I’m a fan of AJ and Humphreys, but the article falls far short of its aim. The comment, “Where precisely that line lies is difficult to say and does not really matter,” is a cop-out and incorrect. The comments from Morgan, Matt, and James get us much closer to a useful understanding. How can we properly assess our motivations and values so that we can do more effective risk calculus? And do so while coordinating/negotiating with others? Can we judge others’ perspectives? I’ll bet most of you have a lot to say on the matter.
My experience with this topic is mainly concentrated in surfing. Many times I’ve paddled into waves that were, pun intended, way over my head. Other times I stayed on the beach. I went with my gut and although some close calls, am here typing. I also had many trips where the most dangerous actions I took were the travel to get there, the river mouths I swam across, the drives at night when I knew better, etc. This was all pre-family so other than maybe making a girlfriend or my parents sad if I perished, I kind of took risks because I thought I had big balls. Looking back some were just because I was a [email protected]#$. Now with kids and a family, it’s beach breaks and pushing my kids into waves. I think a true adventurer takes calculated risks and knows their limits. What kills me is seeing these people balancing on rooftop ledges or hanging off a building or tower to get instagram likes or whatever. So stupid to risk a precious life for such an empty pursuit. I guess in the grand scheme all pursuits are somewhat empty, but at least in climbing, trekking, surfing, and similar you learn something.
“There’s a fine line between clever and stupid” – David St. Hubbins.

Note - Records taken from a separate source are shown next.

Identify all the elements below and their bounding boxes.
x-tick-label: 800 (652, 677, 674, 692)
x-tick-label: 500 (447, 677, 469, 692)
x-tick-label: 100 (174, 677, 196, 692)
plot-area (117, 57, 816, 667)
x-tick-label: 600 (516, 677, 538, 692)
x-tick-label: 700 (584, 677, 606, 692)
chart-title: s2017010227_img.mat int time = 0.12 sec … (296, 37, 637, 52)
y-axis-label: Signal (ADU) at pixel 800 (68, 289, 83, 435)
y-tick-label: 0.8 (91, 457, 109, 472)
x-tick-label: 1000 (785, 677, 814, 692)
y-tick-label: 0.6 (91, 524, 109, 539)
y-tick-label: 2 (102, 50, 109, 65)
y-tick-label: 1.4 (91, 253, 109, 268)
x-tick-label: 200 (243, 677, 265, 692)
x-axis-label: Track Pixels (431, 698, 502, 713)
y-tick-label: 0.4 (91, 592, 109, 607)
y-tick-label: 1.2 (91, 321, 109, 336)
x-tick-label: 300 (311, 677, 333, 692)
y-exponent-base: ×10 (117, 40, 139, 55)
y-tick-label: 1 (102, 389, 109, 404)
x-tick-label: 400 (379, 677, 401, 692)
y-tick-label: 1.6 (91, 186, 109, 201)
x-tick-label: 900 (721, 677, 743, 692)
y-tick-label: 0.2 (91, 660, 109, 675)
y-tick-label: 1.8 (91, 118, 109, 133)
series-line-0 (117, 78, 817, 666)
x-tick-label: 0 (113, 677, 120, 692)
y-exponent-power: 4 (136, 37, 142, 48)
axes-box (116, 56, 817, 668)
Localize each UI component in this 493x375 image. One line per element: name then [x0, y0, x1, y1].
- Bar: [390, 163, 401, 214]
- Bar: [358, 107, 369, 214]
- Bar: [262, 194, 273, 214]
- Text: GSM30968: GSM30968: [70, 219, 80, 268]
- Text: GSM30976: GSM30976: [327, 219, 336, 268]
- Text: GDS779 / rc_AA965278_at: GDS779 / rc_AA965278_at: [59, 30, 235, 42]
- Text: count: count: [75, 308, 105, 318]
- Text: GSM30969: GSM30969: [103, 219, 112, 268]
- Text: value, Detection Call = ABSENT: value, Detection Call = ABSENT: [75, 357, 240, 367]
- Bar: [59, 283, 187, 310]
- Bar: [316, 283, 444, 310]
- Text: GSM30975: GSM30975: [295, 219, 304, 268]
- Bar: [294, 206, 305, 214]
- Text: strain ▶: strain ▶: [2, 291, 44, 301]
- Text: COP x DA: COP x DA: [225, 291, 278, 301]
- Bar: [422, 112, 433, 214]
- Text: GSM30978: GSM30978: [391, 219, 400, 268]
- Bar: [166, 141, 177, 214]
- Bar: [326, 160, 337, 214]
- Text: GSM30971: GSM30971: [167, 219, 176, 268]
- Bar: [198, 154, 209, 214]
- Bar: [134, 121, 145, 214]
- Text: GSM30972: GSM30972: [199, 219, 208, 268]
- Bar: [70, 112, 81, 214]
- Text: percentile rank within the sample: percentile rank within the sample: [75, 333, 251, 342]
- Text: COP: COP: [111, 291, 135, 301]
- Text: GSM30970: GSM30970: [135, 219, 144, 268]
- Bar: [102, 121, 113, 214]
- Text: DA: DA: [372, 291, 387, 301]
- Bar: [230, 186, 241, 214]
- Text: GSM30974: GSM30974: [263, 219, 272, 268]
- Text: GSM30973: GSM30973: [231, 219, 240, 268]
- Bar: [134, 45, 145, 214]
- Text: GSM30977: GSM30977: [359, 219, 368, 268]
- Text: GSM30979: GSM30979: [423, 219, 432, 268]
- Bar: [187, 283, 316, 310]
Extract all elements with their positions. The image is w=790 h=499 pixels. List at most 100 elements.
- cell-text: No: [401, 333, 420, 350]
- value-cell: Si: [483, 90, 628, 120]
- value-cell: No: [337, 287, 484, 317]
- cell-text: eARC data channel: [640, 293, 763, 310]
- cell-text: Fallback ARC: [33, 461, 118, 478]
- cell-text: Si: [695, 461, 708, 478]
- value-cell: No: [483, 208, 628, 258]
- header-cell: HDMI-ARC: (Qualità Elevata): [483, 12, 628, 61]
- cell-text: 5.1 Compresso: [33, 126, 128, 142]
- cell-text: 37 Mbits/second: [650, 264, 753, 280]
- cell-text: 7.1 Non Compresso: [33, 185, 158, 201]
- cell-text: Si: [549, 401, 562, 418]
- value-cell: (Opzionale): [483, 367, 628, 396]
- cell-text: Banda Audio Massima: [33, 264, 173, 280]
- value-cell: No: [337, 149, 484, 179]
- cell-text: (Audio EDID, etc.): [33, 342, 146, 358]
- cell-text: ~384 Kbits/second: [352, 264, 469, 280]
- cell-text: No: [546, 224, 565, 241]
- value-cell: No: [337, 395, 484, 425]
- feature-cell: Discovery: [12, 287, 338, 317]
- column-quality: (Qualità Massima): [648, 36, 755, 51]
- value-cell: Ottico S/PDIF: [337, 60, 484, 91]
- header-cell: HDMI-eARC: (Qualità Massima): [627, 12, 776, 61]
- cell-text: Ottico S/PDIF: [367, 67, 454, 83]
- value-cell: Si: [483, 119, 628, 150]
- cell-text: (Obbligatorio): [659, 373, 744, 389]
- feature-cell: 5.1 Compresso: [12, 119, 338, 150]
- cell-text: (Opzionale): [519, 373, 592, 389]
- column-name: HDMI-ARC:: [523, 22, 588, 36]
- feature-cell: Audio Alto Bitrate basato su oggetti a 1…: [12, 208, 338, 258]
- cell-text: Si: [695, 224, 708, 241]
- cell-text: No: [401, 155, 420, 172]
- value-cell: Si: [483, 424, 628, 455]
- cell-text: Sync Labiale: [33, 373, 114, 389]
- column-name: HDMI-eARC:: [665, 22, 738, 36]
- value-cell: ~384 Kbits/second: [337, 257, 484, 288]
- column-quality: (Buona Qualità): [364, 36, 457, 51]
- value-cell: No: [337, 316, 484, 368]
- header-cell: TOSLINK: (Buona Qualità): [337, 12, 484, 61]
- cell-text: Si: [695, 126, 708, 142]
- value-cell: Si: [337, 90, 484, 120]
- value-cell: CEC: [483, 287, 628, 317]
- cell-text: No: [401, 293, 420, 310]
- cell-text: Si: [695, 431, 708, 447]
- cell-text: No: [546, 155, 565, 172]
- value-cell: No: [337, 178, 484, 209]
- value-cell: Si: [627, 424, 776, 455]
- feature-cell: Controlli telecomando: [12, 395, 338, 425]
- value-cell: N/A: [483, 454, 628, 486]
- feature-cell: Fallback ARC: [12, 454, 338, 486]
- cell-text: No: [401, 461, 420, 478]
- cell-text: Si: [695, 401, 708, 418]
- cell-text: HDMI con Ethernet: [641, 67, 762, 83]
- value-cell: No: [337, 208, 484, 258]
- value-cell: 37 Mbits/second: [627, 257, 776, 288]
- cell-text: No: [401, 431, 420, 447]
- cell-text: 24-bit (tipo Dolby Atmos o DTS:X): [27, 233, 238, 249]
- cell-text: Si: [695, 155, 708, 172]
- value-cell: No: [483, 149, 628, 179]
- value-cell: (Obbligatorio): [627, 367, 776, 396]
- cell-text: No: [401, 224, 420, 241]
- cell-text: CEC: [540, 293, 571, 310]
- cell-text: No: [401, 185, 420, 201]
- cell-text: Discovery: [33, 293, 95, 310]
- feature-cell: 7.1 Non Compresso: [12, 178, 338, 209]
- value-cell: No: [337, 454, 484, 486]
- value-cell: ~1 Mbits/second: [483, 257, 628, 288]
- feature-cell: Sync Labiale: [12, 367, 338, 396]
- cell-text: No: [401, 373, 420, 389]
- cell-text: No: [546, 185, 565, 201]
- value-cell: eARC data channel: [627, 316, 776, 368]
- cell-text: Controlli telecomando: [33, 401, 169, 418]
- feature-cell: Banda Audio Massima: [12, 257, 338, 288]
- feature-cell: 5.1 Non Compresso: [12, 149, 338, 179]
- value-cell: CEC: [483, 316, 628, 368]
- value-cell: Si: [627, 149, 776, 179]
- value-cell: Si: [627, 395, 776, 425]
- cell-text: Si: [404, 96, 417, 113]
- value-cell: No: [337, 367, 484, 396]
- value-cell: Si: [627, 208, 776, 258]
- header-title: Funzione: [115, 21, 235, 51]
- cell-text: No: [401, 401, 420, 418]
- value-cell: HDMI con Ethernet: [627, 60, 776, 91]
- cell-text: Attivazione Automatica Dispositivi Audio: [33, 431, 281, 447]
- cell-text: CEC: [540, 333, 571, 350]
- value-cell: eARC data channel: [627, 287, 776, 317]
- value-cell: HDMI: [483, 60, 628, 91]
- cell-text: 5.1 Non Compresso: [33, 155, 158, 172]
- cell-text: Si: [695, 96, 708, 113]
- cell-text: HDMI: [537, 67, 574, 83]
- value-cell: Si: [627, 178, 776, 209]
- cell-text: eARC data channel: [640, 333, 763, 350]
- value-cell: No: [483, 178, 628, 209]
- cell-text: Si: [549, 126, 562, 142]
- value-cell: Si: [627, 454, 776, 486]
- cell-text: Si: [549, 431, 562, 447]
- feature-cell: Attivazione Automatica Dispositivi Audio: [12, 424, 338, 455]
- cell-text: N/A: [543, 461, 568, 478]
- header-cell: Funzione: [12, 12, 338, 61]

northeast of the phoenix valley is an iconic mountain range called four peaks. on one of the peaks is an old mine of significant value amethyst. hiking with me were my two sons, 8 and 15 years of age. we reached at least 2/3 of the way to the destination, only to notice we were short on water. we were all keen on reaching the bounty. i stopped the hike for a discussion. in spite of the desire and not wanting to go thru the bummer of disappointment i convinced the two that we better turn back. reaching that mine was like the pull of gravity, but to this day i’m glad the decision was made, as it taught an even more valuable lesson, that success is not always reaching the goal, but decisions that avoid possible bad results have value too…….
I endured a tragic case study on this subject many years ago while ski touring during a period of high avalanche danger.
While skinning towards our (insignificant) destination, the signs of a dangerously instable snowpack were making themselves apparant, as were signs that our route would be exposed, and was not advisable on that day. I spoke up, and stated my concerns, and offered that a slightly altered route would at least provide a safe route to our destination.
My concens were swept away with a mix of arrogance and complacancy, and as we were in serious mountain terrain, we remaind a group and proceeded together. Less than 4 minutes later the last skier in our group triggered a large hard slab avalanche, was carried more than 1000 feet and was killed.
I had to endure digging out my dead friend, then extricating my self from a very exposed position all while wishing my partners had listed to my concerns.
Live and learn I guess, but its a damn hard lesson.
TLDR; No random ski touring objective is worth your life or that of a loved one.
@gringo – thank you for sharing amigo. Damn.